Os ares andavam toldados ali para os lados das Avenidas Novas, e quem sofria muito com isso era a minha amiguinha Nelinha. Como a sua mamã, de um dia para o outro, se escapulira, verbo que ela adorava empregar nas redacções do colégio e que as malvadas das professoras sempre lho traçavam a vermelho. Nelinha, quase nunca via o seu papá-juiz, vivia com Brilhantina, que era, por assim dizer, para não ferir as susceptibilidades do momento actual, a fada do lar, a pessoa que tratava de todas as coisas chatas de uma casa, a presença segura que mantinha a “máquina” a funcionar. E para que Nelinha pudesse ter alguma felicidade e ultrapassar a ausência da sua mamã-estrela, o seu papá-juiz um dia chegou a casa com um grande cesto repleto de pets (para quem não saiba, pets são animais, vivos de estimação), uma gata com um grande laço rosa ao pescoço e guiso de presença, um periquito, dentro de uma faustosa gaiola doirada e um peixinho vermelho dentro de um aquário redondo e azul, com pretensões a parente longínquo de um oceano. Naná, a gatinha persa, deliciava-se a destruir tudo o que fosse tapete de Arraiolos (mas também quem ia gostar de herdar um tapete desses, tão fora de moda) a esfranjar cortinas e estofos de cadeiras, enfim tudo o que desse alívio a umas unhas de felino em prisão domiciliária.
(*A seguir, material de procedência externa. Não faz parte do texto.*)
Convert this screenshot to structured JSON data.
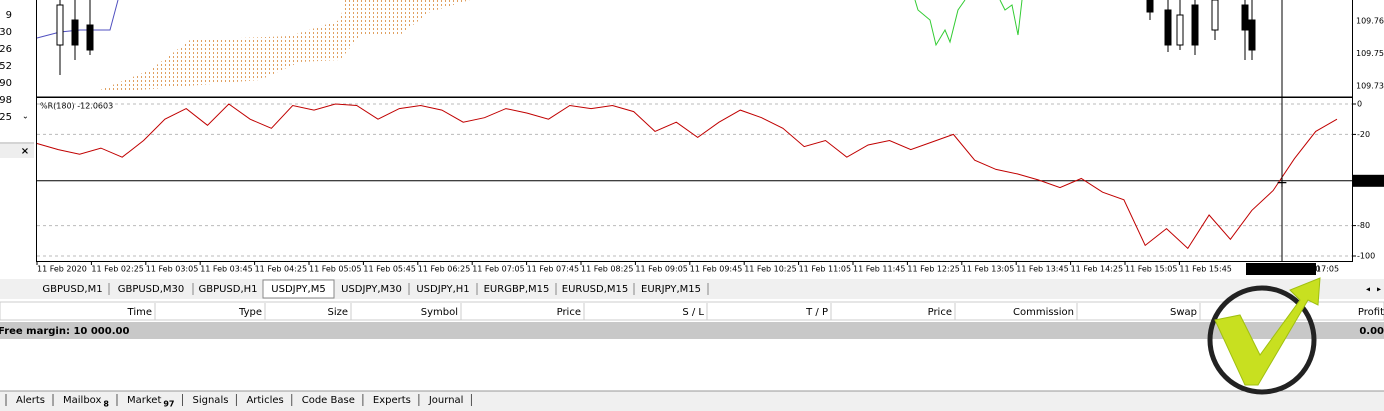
{
  "left_panel": {
    "values": [
      "9",
      "30",
      "26",
      "52",
      "90",
      "98",
      "25"
    ],
    "colors": [
      "#c00000",
      "#c00000",
      "#1030c0",
      "#c00000",
      "#1030c0",
      "#1030c0",
      "#1030c0"
    ]
  },
  "price_axis": [
    "109.765",
    "109.750",
    "109.735"
  ],
  "indicator": {
    "label": "%R(180) -12.0603",
    "color": "#c00000",
    "ylim": [
      0,
      -100
    ],
    "yticks": [
      0,
      -20,
      -80,
      -100
    ],
    "crosshair_value": -50.526,
    "values": [
      -26,
      -30,
      -33,
      -29,
      -35,
      -24,
      -10,
      -3,
      -14,
      0,
      -10,
      -16,
      -1,
      -4,
      0,
      -1,
      -10,
      -3,
      -1,
      -4,
      -12,
      -9,
      -3,
      -6,
      -10,
      -1,
      -3,
      -1,
      -5,
      -18,
      -12,
      -22,
      -12,
      -4,
      -9,
      -16,
      -28,
      -24,
      -35,
      -27,
      -24,
      -30,
      -25,
      -20,
      -37,
      -43,
      -46,
      -50,
      -55,
      -49,
      -58,
      -63,
      -93,
      -82,
      -95,
      -73,
      -89,
      -70,
      -57,
      -36,
      -18,
      -10
    ]
  },
  "time_axis": [
    "11 Feb 2020",
    "11 Feb 02:25",
    "11 Feb 03:05",
    "11 Feb 03:45",
    "11 Feb 04:25",
    "11 Feb 05:05",
    "11 Feb 05:45",
    "11 Feb 06:25",
    "11 Feb 07:05",
    "11 Feb 07:45",
    "11 Feb 08:25",
    "11 Feb 09:05",
    "11 Feb 09:45",
    "11 Feb 10:25",
    "11 Feb 11:05",
    "11 Feb 11:45",
    "11 Feb 12:25",
    "11 Feb 13:05",
    "11 Feb 13:45",
    "11 Feb 14:25",
    "11 Feb 15:05",
    "11 Feb 15:45"
  ],
  "crosshair_time": "2020.02.11 17:00",
  "time_axis_last": "17:05",
  "chart_tabs": [
    "GBPUSD,M1",
    "GBPUSD,M30",
    "GBPUSD,H1",
    "USDJPY,M5",
    "USDJPY,M30",
    "USDJPY,H1",
    "EURGBP,M15",
    "EURUSD,M15",
    "EURJPY,M15"
  ],
  "terminal": {
    "columns": [
      "Time",
      "Type",
      "Size",
      "Symbol",
      "Price",
      "S / L",
      "T / P",
      "Price",
      "Commission",
      "Swap",
      "Profit"
    ],
    "row": {
      "label": "Free margin: 10 000.00",
      "profit": "0.00"
    }
  },
  "bottom_tabs": [
    {
      "label": "Alerts"
    },
    {
      "label": "Mailbox",
      "badge": "8"
    },
    {
      "label": "Market",
      "badge": "97"
    },
    {
      "label": "Signals"
    },
    {
      "label": "Articles"
    },
    {
      "label": "Code Base"
    },
    {
      "label": "Experts"
    },
    {
      "label": "Journal"
    }
  ]
}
Mas Naná era tão amada e protegida que ninguém lhe podia ralhar, pois uma moderna e imprescindível organização para defesa dos animais, sobretudo de pets, poria de imediato todo o infractor sem coração em grandes apuros, atrás de umas barras de ferro, caso algo de inconveniente acontecesse com a Naná ou também com o periquito Galião, que sonhava encontrar na sua brilhante e doirada gaiola uma abertura por onde pudesse fugir e explorar o mundo lá de fora,  que aquele mundo de prisioneiro já ele bem conhecia e, muito provavelmente, se houvesse sarilho com o peixe Golfinho, mesmo que saltasse para o rio Tejo, jamais os seus homónimos o aceitariam, quem sabe até lhes servisse de apetitosa “entrada”, pelo que era preciso ter muita atenção e consideração com os pets, caso contrário, as coisas podiam não correr de feição, naquele número das Avenidas Novas da cidade de Lisboa.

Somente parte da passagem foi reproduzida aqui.